Human beings are social animals, Aristotle said; we want to live around other people. But building a community – and maintaining it – is not a straightforward process; it relies on a blend of intention and serendipity.
I live in a wonderfully sociable neighborhood, but it took a hit a few years ago when one of the most connected of the families on our block moved away. Things have never been quite the same; you can’t count on neighborhood celebrations around Memorial Day, the Fourth of July, or Labor Day anymore. There are fences – and distance – that weren’t there before.
You can’t force community – but you can nudge it. You can set up the right conditions and push it along. Glass artist Duncan McClellan tried for three years to build an arts community in Tampa, Florida, before he found a much more receptive climate in neighboring St. Petersburg. Today the arts district he helped found is a happening place, and his gallery a magnet for glass artists and patrons. Dave Pottinger and Faye Peterson bought up decaying properties in Goshen, Indiana, and launched the Goshen Clay Artists Guild – which spawned other guilds that, together, form the heart of a vibrant arts community. Brigitte Martin tends to her 7-year-old virtual community, Crafthaus, by insisting on civility.

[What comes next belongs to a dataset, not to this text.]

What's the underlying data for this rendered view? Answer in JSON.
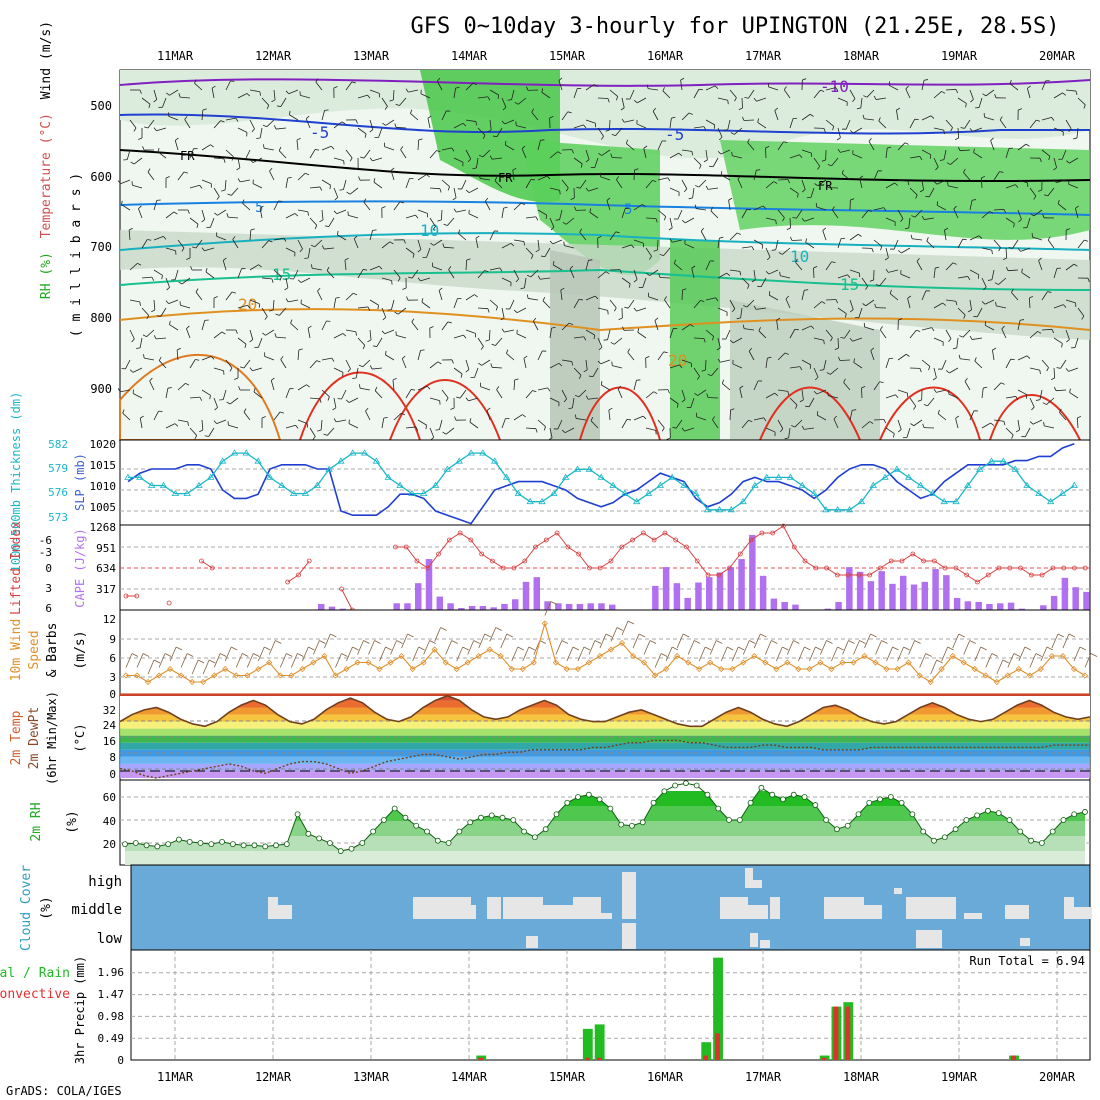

To be part of a community, you have to open yourself up to people and risk rejection. Fiber artist Shenequa A. Brooks traveled from Kansas City to Ghana to learn to weave kete cloth. What she didn’t expect in her three months there was to find fellowship – among people so warm and welcoming that Brooks returned to the States only reluctantly. Ceramists Deborah Schwartzkopf and George Rodriguez have opened themselves up to new people in new places repeatedly. Over the course of 10 years, Schwartzkopf moved from one job or residency to another, adapting to a new circle of people over and over again. Rodriguez visited 26 countries in less than a year on a grant that required him to travel alone – and acclimate. The result? Today the couple has supporters all over the world, as well as in their home base of Seattle.
Community requires chutzpah, cultivation, and commitment. It’s work. But, as many people in this issue can testify, it’s work that pays off. The Belger Crane Yard Studios were mostly unoccupied industrial buildings when Dick Belger and Evelyn Craft Belger moved in – helping to anchor what is now a vital Kansas City arts complex with their presence. Jo Hamilton knew she had hit on an ideal new art form, crocheted paintings, with the feedback from friends and co-workers in her adopted hometown of Portland, Oregon. For Ann Morton, launching a community to assemble her latest public art project in Houston is the very point of her creative practice.
“When I witness people actually contributing to and engaging in the process of making what is finally put on exhibit, to me that is where the heart of a project lies,” Morton says. For her, that’s the best part. And, really, those connections, however they come, can be the best part for all of us.